May we go to the silence to restore our equilibrium –
To gain the strength to cast our net again as we realise
You have not done with us yet…
There is still hope.
St. George – The Palestinian patron saint of England
That St George was a Palestinian is often a surprise to people. So here is a prayer/meditation to use around this time to remind us of the lessons we learn from St. George.
He is known as ‘the healer’– we can be thinking of those involved in healing in our own communities and around the world in these difficult days.
This comment of the former Bishop of Rochester, Dr Michael Nazir Ali is helpful. He pointed out in a letter to The Guardian some years back that “There is often a perpetuating of Edward Gibbon’s error of identifying the patron saint of England with the “grasping or violent” “George of Cappadocia” …… but the patron saint of England, is, rather, George of Lydda in Palestine.
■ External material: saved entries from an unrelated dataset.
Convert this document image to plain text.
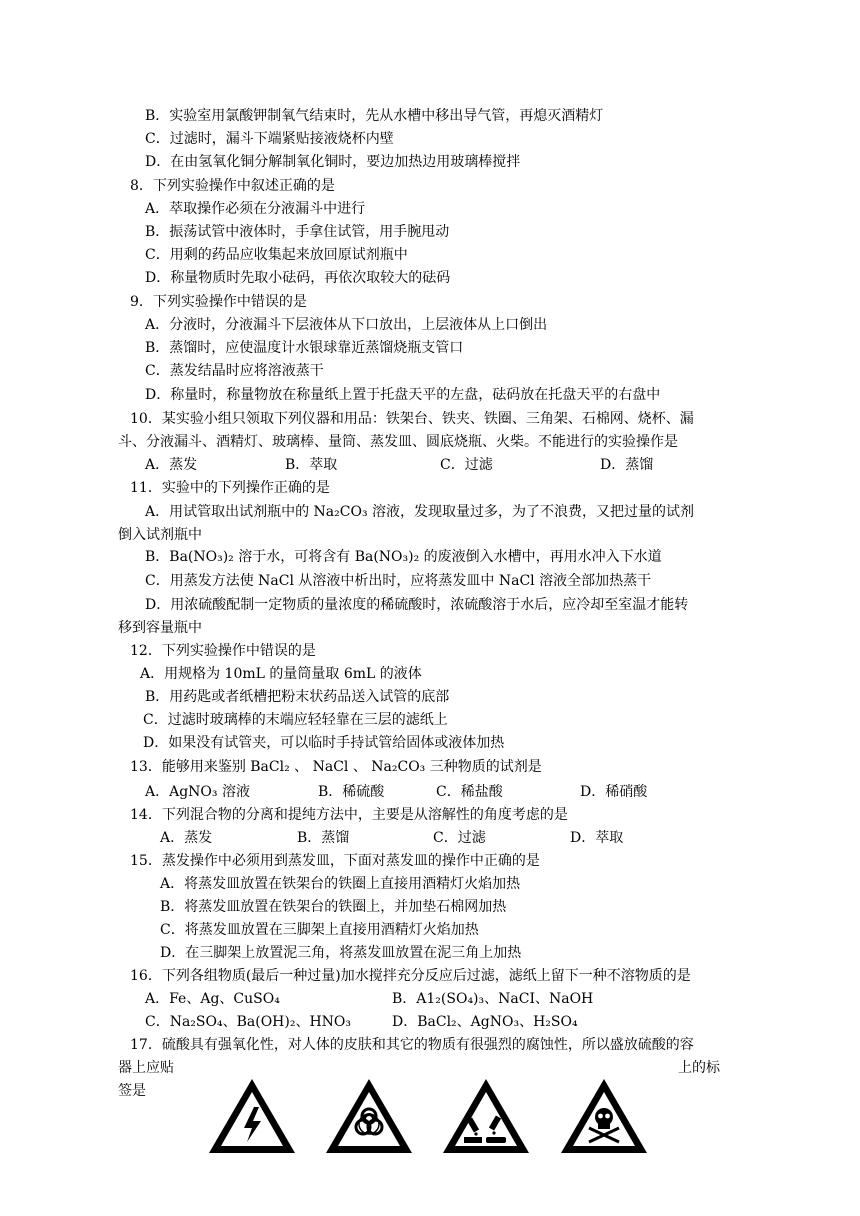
B．实验室用氯酸钾制氧气结束时，先从水槽中移出导气管，再熄灭酒精灯
C．过滤时，漏斗下端紧贴接液烧杯内壁
D．在由氢氧化铜分解制氧化铜时，要边加热边用玻璃棒搅拌
8．下列实验操作中叙述正确的是
A．萃取操作必须在分液漏斗中进行
B．振荡试管中液体时，手拿住试管，用手腕甩动
C．用剩的药品应收集起来放回原试剂瓶中
D．称量物质时先取小砝码，再依次取较大的砝码
9．下列实验操作中错误的是
A．分液时，分液漏斗下层液体从下口放出，上层液体从上口倒出
B．蒸馏时，应使温度计水银球靠近蒸馏烧瓶支管口
C．蒸发结晶时应将溶液蒸干
D．称量时，称量物放在称量纸上置于托盘天平的左盘，砝码放在托盘天平的右盘中
10．某实验小组只领取下列仪器和用品：铁架台、铁夹、铁圈、三角架、石棉网、烧杯、漏
斗、分液漏斗、酒精灯、玻璃棒、量筒、蒸发皿、圆底烧瓶、火柴。不能进行的实验操作是
A．蒸发	B．萃取	C．过滤	D．蒸馏
11．实验中的下列操作正确的是
A．用试管取出试剂瓶中的 Na₂CO₃ 溶液，发现取量过多，为了不浪费，又把过量的试剂
倒入试剂瓶中
B．Ba(NO₃)₂ 溶于水，可将含有 Ba(NO₃)₂ 的废液倒入水槽中，再用水冲入下水道
C．用蒸发方法使 NaCl 从溶液中析出时，应将蒸发皿中 NaCl 溶液全部加热蒸干
D．用浓硫酸配制一定物质的量浓度的稀硫酸时，浓硫酸溶于水后，应冷却至室温才能转
移到容量瓶中
12．下列实验操作中错误的是
A．用规格为 10mL 的量筒量取 6mL 的液体
B．用药匙或者纸槽把粉末状药品送入试管的底部
C．过滤时玻璃棒的末端应轻轻靠在三层的滤纸上
D．如果没有试管夹，可以临时手持试管给固体或液体加热
13．能够用来鉴别 BaCl₂ 、 NaCl 、 Na₂CO₃ 三种物质的试剂是
A．AgNO₃ 溶液	B．稀硫酸	C．稀盐酸	D．稀硝酸
14．下列混合物的分离和提纯方法中，主要是从溶解性的角度考虑的是
A．蒸发	B．蒸馏	C．过滤	D．萃取
15．蒸发操作中必须用到蒸发皿，下面对蒸发皿的操作中正确的是
A．将蒸发皿放置在铁架台的铁圈上直接用酒精灯火焰加热
B．将蒸发皿放置在铁架台的铁圈上，并加垫石棉网加热
C．将蒸发皿放置在三脚架上直接用酒精灯火焰加热
D．在三脚架上放置泥三角，将蒸发皿放置在泥三角上加热
16．下列各组物质(最后一种过量)加水搅拌充分反应后过滤，滤纸上留下一种不溶物质的是
A．Fe、Ag、CuSO₄	B．A1₂(SO₄)₃、NaCI、NaOH
C．Na₂SO₄、Ba(OH)₂、HNO₃	D．BaCl₂、AgNO₃、H₂SO₄
17．硫酸具有强氧化性，对人体的皮肤和其它的物质有很强烈的腐蚀性，所以盛放硫酸的容
器上应贴	上的标
签是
This Palestinian is known in the Eastern Church as the Great Martyr and is also the patron saint of Christians in Syria, India and other places in the East.”
So St.George is an international figure and a figure with a message and a spirituality which I hope will be reflected in this prayer.
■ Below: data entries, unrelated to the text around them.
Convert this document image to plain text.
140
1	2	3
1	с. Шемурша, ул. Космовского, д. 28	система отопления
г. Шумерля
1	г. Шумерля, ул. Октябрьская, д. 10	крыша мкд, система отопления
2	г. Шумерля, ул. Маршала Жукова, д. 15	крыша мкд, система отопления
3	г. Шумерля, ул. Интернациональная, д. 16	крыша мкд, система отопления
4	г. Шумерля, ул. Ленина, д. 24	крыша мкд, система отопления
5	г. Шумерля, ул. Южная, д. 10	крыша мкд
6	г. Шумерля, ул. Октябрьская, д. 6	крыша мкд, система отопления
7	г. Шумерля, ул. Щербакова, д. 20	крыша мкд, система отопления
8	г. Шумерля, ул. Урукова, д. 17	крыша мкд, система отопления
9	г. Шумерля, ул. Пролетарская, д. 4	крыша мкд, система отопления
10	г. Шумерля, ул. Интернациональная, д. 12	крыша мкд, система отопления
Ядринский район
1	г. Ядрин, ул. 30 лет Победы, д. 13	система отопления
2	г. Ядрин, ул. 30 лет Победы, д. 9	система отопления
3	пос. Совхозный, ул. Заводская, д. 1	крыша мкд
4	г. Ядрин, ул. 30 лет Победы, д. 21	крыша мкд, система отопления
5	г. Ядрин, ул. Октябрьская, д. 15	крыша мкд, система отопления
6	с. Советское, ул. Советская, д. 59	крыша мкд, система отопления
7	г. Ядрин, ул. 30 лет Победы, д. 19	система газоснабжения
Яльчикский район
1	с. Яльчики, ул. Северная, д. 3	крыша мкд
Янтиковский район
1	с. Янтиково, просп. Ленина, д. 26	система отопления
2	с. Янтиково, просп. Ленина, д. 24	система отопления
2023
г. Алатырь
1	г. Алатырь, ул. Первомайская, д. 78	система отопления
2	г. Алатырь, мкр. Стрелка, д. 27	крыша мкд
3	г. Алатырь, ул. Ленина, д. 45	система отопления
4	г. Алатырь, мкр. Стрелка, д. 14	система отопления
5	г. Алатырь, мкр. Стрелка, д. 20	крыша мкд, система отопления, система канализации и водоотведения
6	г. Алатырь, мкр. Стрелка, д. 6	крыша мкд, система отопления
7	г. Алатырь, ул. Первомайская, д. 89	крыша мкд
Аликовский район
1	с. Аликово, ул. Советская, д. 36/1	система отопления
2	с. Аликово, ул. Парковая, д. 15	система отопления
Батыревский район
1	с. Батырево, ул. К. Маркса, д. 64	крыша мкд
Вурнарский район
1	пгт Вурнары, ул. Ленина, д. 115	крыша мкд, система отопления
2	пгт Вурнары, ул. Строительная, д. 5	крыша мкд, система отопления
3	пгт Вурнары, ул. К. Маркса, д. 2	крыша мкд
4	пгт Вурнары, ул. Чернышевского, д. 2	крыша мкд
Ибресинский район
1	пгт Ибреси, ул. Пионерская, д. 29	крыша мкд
A Prayer / meditation for St George’s Day
God, the distant memory of the martyr St George
Can still inspire and challenge us.
This saint from Palestine is still remembered across the Middle East –
As the Healer, and as “the Green One” who protects the environment –
He brings the faiths together
Because he is respected across the faiths,
So in England where he is our Patron Saint
This encourages us – especially in this time when we need healing –
To support one another,
To respect different viewpoints and faiths,
And to look after this wonderful world we have been given.
It reminds us to love humanity and love our world.
God, let the witness of a martyr
Who stands for the values of your community,
Against the powerful empire of domination,
Remind us of the journey we must take –
A journey showing compassion, mercy and justice to all
So that our world might be healed in these difficult times And brought back from the ways of violence
To the ways of wholeness.
May any ideas of excluding the other be removed
From our minds and lives,
As we realise that in you, giving God,
There is no scarcity of blessing.
We do not have to try and own you or define you –
You have already defined us
By making us in your image
And by showing us the example of your vulnerable love.
Song for Easter
Jesus of the Scars
If we have never sought, we seek you now;
Your eyes burn through the dark our only stars;
We must have sight of thorn-marks on your brow,
We must have you, O Jesus of the scars.
The heavens frighten us, they are too calm;
In all the universe we have no place
Our wounds are hurting us; where is the balm?
Lord Jesus, by your scars we know your grace
O Jesus of the scars we seek you now
O Jesus of the scars we seek you now
We must have sight of the thorn-marks on your brow
We must have you, O Jesus of the scars
The other gods were strong but you were weak;
They rode, but you did stumble to a throne;
But to our wounds only God’s wounds can speak,
And not a god has wounds but you alone.
music by Garth Hewitt
poem by Edward Shillito, written at the end of the First World War
Prayer for Easter
O God, whether in India, Greece or Bethlehem
Or anywhere else in our global village
Lead us through the wilderness of worry, despair,
Illness, sorrow and suffering
And lead our wounded world to the resurrection of hope.
May we all learn from this world wide virus
That we are all in this together.
So no more violence and war,
No more greed and selfishness –
It is time to support one another
And genuinely love our neighbour as ourself.